Partition pruning

Updated at: 2024-05-17 03:12

PolarDB for PostgreSQL supports the partition pruning feature, which greatly accelerates queries on partitioned tables.

Overview

PolarDB for PostgreSQL provides the partition pruning feature. If partition pruning is enabled, the planner checks the definition of each partition to determine whether the scanning of a partition can be skipped because the partition does not contain rows that meet the condition specified by the WHERE clause. If a partition does not contain rows that meet the condition, the partition is excluded from an execution plan. Partition pruning dramatically reduces the amount of data retrieved from disk and shortens processing time, thus improving query performance and resource utilization.

PolarDB for PostgreSQL supports static and dynamic pruning. Static or dynamic pruning is performed based on the SQL statements that you execute.

  • Static pruning occurs during compilation. In this case, the partitions to be accessed are known before the execution. For example, if an SQL statement contains a WHERE clause that specifies a condition based on a constant value of the partition key, static pruning can be performed.

  • Dynamic pruning happens at run-time, meaning that the exact partitions to be accessed by a statement are not known beforehand. For example, if an SQL statement contains a WHERE clause that uses an operator or function, dynamic pruning is performed.

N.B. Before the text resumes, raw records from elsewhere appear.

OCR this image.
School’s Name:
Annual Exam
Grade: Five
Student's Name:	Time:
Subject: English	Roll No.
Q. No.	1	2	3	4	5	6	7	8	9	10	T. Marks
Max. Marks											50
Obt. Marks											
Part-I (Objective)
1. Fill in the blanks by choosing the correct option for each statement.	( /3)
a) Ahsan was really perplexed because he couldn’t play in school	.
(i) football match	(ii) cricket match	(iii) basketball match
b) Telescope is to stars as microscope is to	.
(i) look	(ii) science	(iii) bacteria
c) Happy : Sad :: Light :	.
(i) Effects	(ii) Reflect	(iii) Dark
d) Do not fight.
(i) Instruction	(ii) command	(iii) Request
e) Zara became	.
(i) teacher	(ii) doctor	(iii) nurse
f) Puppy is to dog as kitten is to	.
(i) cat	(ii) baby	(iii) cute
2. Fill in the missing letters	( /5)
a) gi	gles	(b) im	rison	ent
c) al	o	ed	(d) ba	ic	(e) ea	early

Partition pruning affects the statistics of the objects where pruning occurs and also affects the execution plan of a statement.

The system will limit the data scan only to the partitions that could contain the desired records. Both static pruning and dynamic pruning improve the query performance by excluding partitions from an execution plan.

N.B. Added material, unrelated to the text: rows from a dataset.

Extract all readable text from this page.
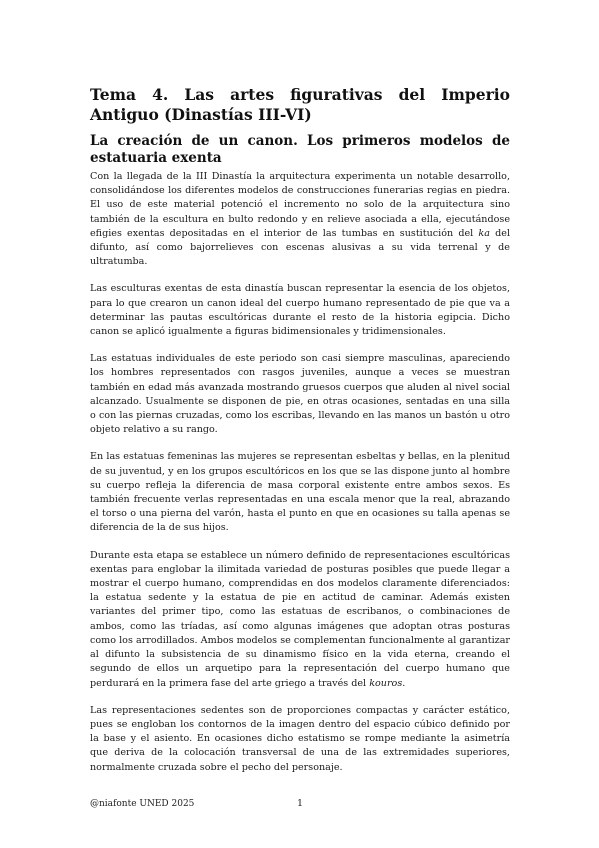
Tema 4. Las artes figurativas del Imperio Antiguo (Dinastías III-VI)
La creación de un canon. Los primeros modelos de estatuaria exenta

Con la llegada de la III Dinastía la arquitectura experimenta un notable desarrollo, consolidándose los diferentes modelos de construcciones funerarias regias en piedra. El uso de este material potenció el incremento no solo de la arquitectura sino también de la escultura en bulto redondo y en relieve asociada a ella, ejecutándose efigies exentas depositadas en el interior de las tumbas en sustitución del ka del difunto, así como bajorrelieves con escenas alusivas a su vida terrenal y de ultratumba.

Las esculturas exentas de esta dinastía buscan representar la esencia de los objetos, para lo que crearon un canon ideal del cuerpo humano representado de pie que va a determinar las pautas escultóricas durante el resto de la historia egipcia. Dicho canon se aplicó igualmente a figuras bidimensionales y tridimensionales.

Las estatuas individuales de este periodo son casi siempre masculinas, apareciendo los hombres representados con rasgos juveniles, aunque a veces se muestran también en edad más avanzada mostrando gruesos cuerpos que aluden al nivel social alcanzado. Usualmente se disponen de pie, en otras ocasiones, sentadas en una silla o con las piernas cruzadas, como los escribas, llevando en las manos un bastón u otro objeto relativo a su rango.

En las estatuas femeninas las mujeres se representan esbeltas y bellas, en la plenitud de su juventud, y en los grupos escultóricos en los que se las dispone junto al hombre su cuerpo refleja la diferencia de masa corporal existente entre ambos sexos. Es también frecuente verlas representadas en una escala menor que la real, abrazando el torso o una pierna del varón, hasta el punto en que en ocasiones su talla apenas se diferencia de la de sus hijos.

Durante esta etapa se establece un número definido de representaciones escultóricas exentas para englobar la ilimitada variedad de posturas posibles que puede llegar a mostrar el cuerpo humano, comprendidas en dos modelos claramente diferenciados: la estatua sedente y la estatua de pie en actitud de caminar. Además existen variantes del primer tipo, como las estatuas de escribanos, o combinaciones de ambos, como las tríadas, así como algunas imágenes que adoptan otras posturas como los arrodillados. Ambos modelos se complementan funcionalmente al garantizar al difunto la subsistencia de su dinamismo físico en la vida eterna, creando el segundo de ellos un arquetipo para la representación del cuerpo humano que perdurará en la primera fase del arte griego a través del kouros.

Las representaciones sedentes son de proporciones compactas y carácter estático, pues se engloban los contornos de la imagen dentro del espacio cúbico definido por la base y el asiento. En ocasiones dicho estatismo se rompe mediante la asimetría que deriva de la colocación transversal de una de las extremidades superiores, normalmente cruzada sobre el pecho del personaje.

@niafonte UNED 2025	1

Partition pruning and constraint exclusion

Partition pruning and constraint exclusion are different in the following aspects:

  • When the system performs a partition pruning, it takes the relationship between partitions into consideration. This is not the case for a constraint exclusion.

    For example, when looking for a specific record in a list-partitioned table, in accordance with partition pruning, the system knows the partition where the record is stored. However, during a constraint exclusion, the system must check the constraint defined for each partition.

  • Partition pruning happens early in the optimization stage to reduce the number of partitions that the planner needs to look at. However, constraint-based exclusion takes place in the later stage of optimization.

Partition pruning in difference stages

PolarDB for PostgreSQL classifies conditional expressions into three types: immutable, stable, and volatile. The three types of conditional expressions correspond to three types of pruning.

  • If a conditional expression is immutable, such as an expression based on a constant value, partition pruning occurs during the optimization.

  • If a conditional expression is stable, such as an expression that contains now(), partition pruning occurs when the executor is initialized.

  • If a conditional expression is volatile, such as an expression that contains random(), partition pruning occurs when the executor is run.

Partition pruning during the optimization

The following example shows how partitions are pruned during the optimization.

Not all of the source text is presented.